Thai soldiers protecting Abhisit at a Bangkok military base he fled to in March, 2010

There’s a funny story in the Bangkok Post this morning about Thailand’s so-called “watermelon soldiers” and their voting pattern during Sunday’s general election.

For those not in the know, a watermelon soldier is someone in the Thai military who is green on the outside (military uniform) and red on the inside (supports the anti-Abhisit government red shirt movement).

Historically, the Thai military has always supported the Democrats, with its top brass not only supportive of Democrat policies but willing to go on national TV to tell their recruits how they should vote (and it should never be Pheu Thai).

So, it must have been a big shock to the Royal Thai Army this weekend, when it became obvious pretty quickly most of the lower-level military staff had voted for Pheu Thai and not the Dems. Ignoring what their superiors told them to do, of course.

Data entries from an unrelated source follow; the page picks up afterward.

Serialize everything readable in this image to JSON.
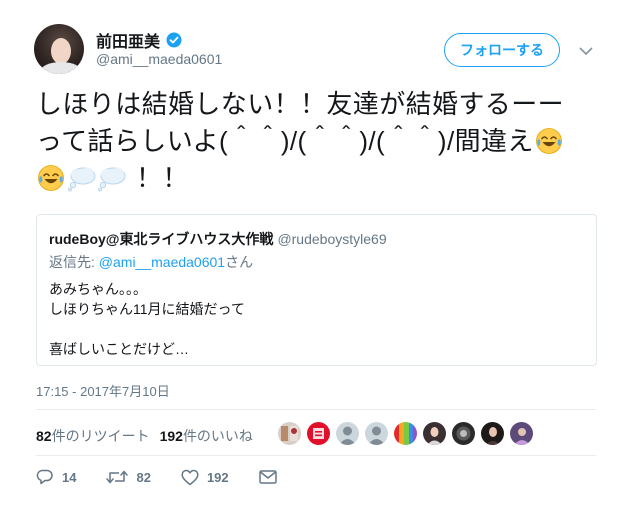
{
  "user": {
    "display_name": "前田亜美",
    "handle": "@ami__maeda0601",
    "verified_icon": "verified-badge-icon"
  },
  "follow_button": {
    "label": "フォローする"
  },
  "tweet": {
    "line1": "しほりは結婚しない！！友達が結婚するーー",
    "line2": "って話らしいよ(＾＾)/(＾＾)/(＾＾)/間違え",
    "line3_end": "！！",
    "emoji_names": [
      "face-with-tears-of-joy-icon",
      "face-with-tears-of-joy-icon",
      "thought-balloon-icon",
      "thought-balloon-icon"
    ]
  },
  "quote": {
    "name": "rudeBoy@東北ライブハウス大作戦",
    "handle": "@rudeboystyle69",
    "reply_prefix": "返信先: ",
    "reply_handle": "@ami__maeda0601",
    "reply_suffix": "さん",
    "lines": [
      "あみちゃん。。。",
      "しほりちゃん11月に結婚だって",
      "",
      "喜ばしいことだけど…"
    ]
  },
  "timestamp": "17:15 - 2017年7月10日",
  "stats": {
    "retweet_count": "82",
    "retweet_label": "件のリツイート",
    "like_count": "192",
    "like_label": "件のいいね"
  },
  "likers": [
    "liker-1",
    "liker-2",
    "liker-3",
    "liker-4",
    "liker-5",
    "liker-6",
    "liker-7",
    "liker-8",
    "liker-9"
  ],
  "actions": {
    "reply_count": "14",
    "retweet_count": "82",
    "like_count": "192"
  },
  "colors": {
    "accent": "#1da1f2",
    "text": "#14171a",
    "muted": "#657786",
    "border": "#e1e8ed"
  }
}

Actually, for many in Thailand, this probably isn’t as surprising as it was to top military officials.

During last year’s massive red shirt anti-government demonstrations, I spent several days in the midst of red shirt protests and red shirt camps, talking not only to red shirts but also to the soldiers patrolling there.

At the army base Abhisit fled to when the red shirts first arrived, I asked several soldiers who were guarding the base from the ‘red hordes’ who they supported, Thaksin or Abhisit. Out of at least ten soldiers I asked, only one had no comment. The other nine had no problem telling me, regardless what their superiors told them they should believe, they supported the red shirts and Thaksin.

Maybe the Thai Royal Army’s military brass should start talking to their lower ranks to find out what they really believe, rather than talking at them. There’d be less misunderstandings that way.